82 In her post-hearing brief, claimant cites several cases from other states for the proposition that cancer, including a brain tumor, is compensable if a workplace injury caused, accelerated, or aggravated a tumor. See, e.g., Reynolds Metals Co. v. Industrial Commission of Arizona, 98 Ariz. 97, 402 P.2d 414 (1965); United Electric Co. v. Myers, 134 So.2d 7 (Fla. 1961); Kling v. Central Lumbar & Millwork Co., 3 N.J. 151, 65 A.2d 772 (1949); Calabretta v. Lanorith, 90 App.Div.2d 608, 456 N.Y.S.2d 175 (1982); and additional cases noted in Petitioner's Brief in Support of Benefits at pages 16-18. Each of these decisions, of course, turns upon its own facts and medical testimony. As noted, on the record presented, and given current medical knowledge, I am not persuaded claimant's brain tumor was caused, accelerated, or aggravated by her work accident. I note that the most recent decision cited by claimant was decided in 1982, with the other decisions falling within the years 1939 through 1967. None of these decisions reflect current medical knowledge.

83 The questions presented for trial were whether claimant's tumor was related to her industrial accident and whether she is entitled to temporary total disability on account of the tumor.

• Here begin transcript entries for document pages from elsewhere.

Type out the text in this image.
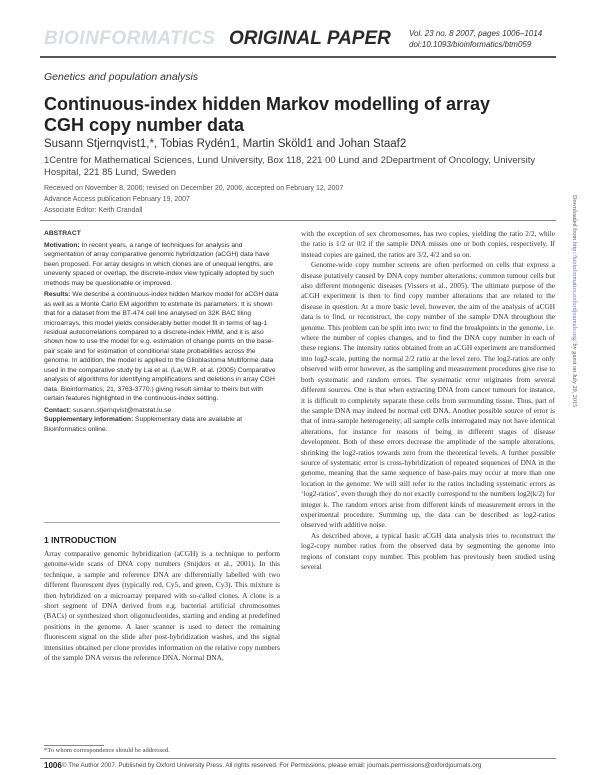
BIOINFORMATICS ORIGINAL PAPER Vol. 23 no. 8 2007, pages 1006–1014
doi:10.1093/bioinformatics/btm059
Genetics and population analysis
Continuous-index hidden Markov modelling of array CGH copy number data
Susann Stjernqvist1,*, Tobias Rydén1, Martin Sköld1 and Johan Staaf2
1Centre for Mathematical Sciences, Lund University, Box 118, 221 00 Lund and 2Department of Oncology, University Hospital, 221 85 Lund, Sweden
Received on November 8, 2006; revised on December 20, 2006; accepted on February 12, 2007
Advance Access publication February 19, 2007
Associate Editor: Keith Crandall

ABSTRACT

Motivation: In recent years, a range of techniques for analysis and segmentation of array comparative genomic hybridization (aCGH) data have been proposed. For array designs in which clones are of unequal lengths, are unevenly spaced or overlap, the discrete-index view typically adopted by such methods may be questionable or improved.

Results: We describe a continuous-index hidden Markov model for aCGH data as well as a Monte Carlo EM algorithm to estimate its parameters. It is shown that for a dataset from the BT-474 cell line analysed on 32K BAC tiling microarrays, this model yields considerably better model fit in terms of lag-1 residual autocorrelations compared to a discrete-index HMM, and it is also shown how to use the model for e.g. estimation of change points on the base-pair scale and for estimation of conditional state probabilities across the genome. In addition, the model is applied to the Glioblastoma Multiforme data used in the comparative study by Lai et al. (Lai,W.R. et al. (2005) Comparative analysis of algorithms for identifying amplifications and deletions in array CGH data. Bioinformatics, 21, 3763-3770.) giving result similar to theirs but with certain features highlighted in the continuous-index setting.

Contact: susann.stjernqvist@matstat.lu.se

Supplementary information: Supplementary data are available at Bioinformatics online.

1 INTRODUCTION

Array comparative genomic hybridization (aCGH) is a technique to perform genome-wide scans of DNA copy numbers (Snijders et al., 2001). In this technique, a sample and reference DNA are differentially labelled with two different fluorescent dyes (typically red, Cy5, and green, Cy3). This mixture is then hybridized on a microarray prepared with so-called clones. A clone is a short segment of DNA derived from e.g. bacterial artificial chromosomes (BACs) or synthesized short oligonucleotides, starting and ending at predefined positions in the genome. A laser scanner is used to detect the remaining fluorescent signal on the slide after post-hybridization washes, and the signal intensities obtained per clone provides information on the relative copy numbers of the sample DNA versus the reference DNA. Normal DNA,

*To whom correspondence should be addressed.

with the exception of sex chromosomes, has two copies, yielding the ratio 2/2, while the ratio is 1/2 or 0/2 if the sample DNA misses one or both copies, respectively. If instead copies are gained, the ratios are 3/2, 4/2 and so on.

Genome-wide copy number screens are often performed on cells that express a disease putatively caused by DNA copy number alterations; common tumour cells but also different monogenic diseases (Vissers et al., 2005). The ultimate purpose of the aCGH experiment is then to find copy number alterations that are related to the disease in question. At a more basic level, however, the aim of the analysis of aCGH data is to find, or reconstruct, the copy number of the sample DNA throughout the genome. This problem can be split into two: to find the breakpoints in the genome, i.e. where the number of copies changes, and to find the DNA copy number in each of these regions. The intensity ratios obtained from an aCGH experiment are transformed into log2-scale, putting the normal 2/2 ratio at the level zero. The log2-ratios are only observed with error however, as the sampling and measurement procedures give rise to both systematic and random errors. The systematic error originates from several different sources. One is that when extracting DNA from cancer tumours for instance, it is difficult to completely separate these cells from surrounding tissue. Thus, part of the sample DNA may indeed be normal cell DNA. Another possible source of error is that of intra-sample heterogeneity; all sample cells interrogated may not have identical alterations, for instance for reasons of being in different stages of disease development. Both of these errors decrease the amplitude of the sample alterations, shrinking the log2-ratios towards zero from the theoretical levels. A further possible source of systematic error is cross-hybridization of repeated sequences of DNA in the genome, meaning that the same sequence of base-pairs may occur at more than one location in the genome. We will still refer to the ratios including systematic errors as ‘log2-ratios’, even though they do not exactly correspond to the numbers log2(k/2) for integer k. The random errors arise from different kinds of measurement errors in the experimental procedure. Summing up, the data can be described as log2-ratios observed with additive noise.

As described above, a typical basic aCGH data analysis tries to reconstruct the log2-copy number ratios from the observed data by segmenting the genome into regions of constant copy number. This problem has previously been studied using several

1006 © The Author 2007. Published by Oxford University Press. All rights reserved. For Permissions, please email: journals.permissions@oxfordjournals.org
Downloaded from http://bioinformatics.oxfordjournals.org/ by guest on July 29, 2015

I have found adversely to her on those issues. However, since the issue was not presented, I do not determine whether she is entitled compensation benefits on account of her closed head injury, including the partial complex seizure disorder Dr. Schimpff believed to exist. Moreover, the evidence presented does not provide good guidance for determining whether absent the tumor she would be disabled.


84 Claimant's brain tumor was not caused or aggravated by her industrial accident. She is not entitled to medical or disability benefits on account of the tumor.

85 Claimant is not entitled to costs or attorneys fees.

86 Any party to this dispute may have 20 days in which to request a rehearing from these Findings of Fact, Conclusions of Law and Judgment.

87 This JUDGMENT is certified as final for purposes of appeal pursuant to ARM 24.5.348.

DATED in Helena, Montana, this 20th day of August, 2001.


/s/ Mike McCarter

c: Mr. Garry D. Seaman
Mr. Donald R. Herndon
Submitted: March 2, 2001

1. The parties have not submitted evidence regarding acceptance of the claim, however, the Court infers that the claim was accepted from Uncontested Facts 1 and 2 in the Pretrial Order, which state that claimant was injured in the course and scope of her employment and that her employer was insured by Insurance of Pennsylvania. In addition, the petitioner's second listed issue, to which there is no objection by respondent, is whether claimant is entitled to "reinstatement" of temporary total disability benefits. (Pretrial Order at 2.)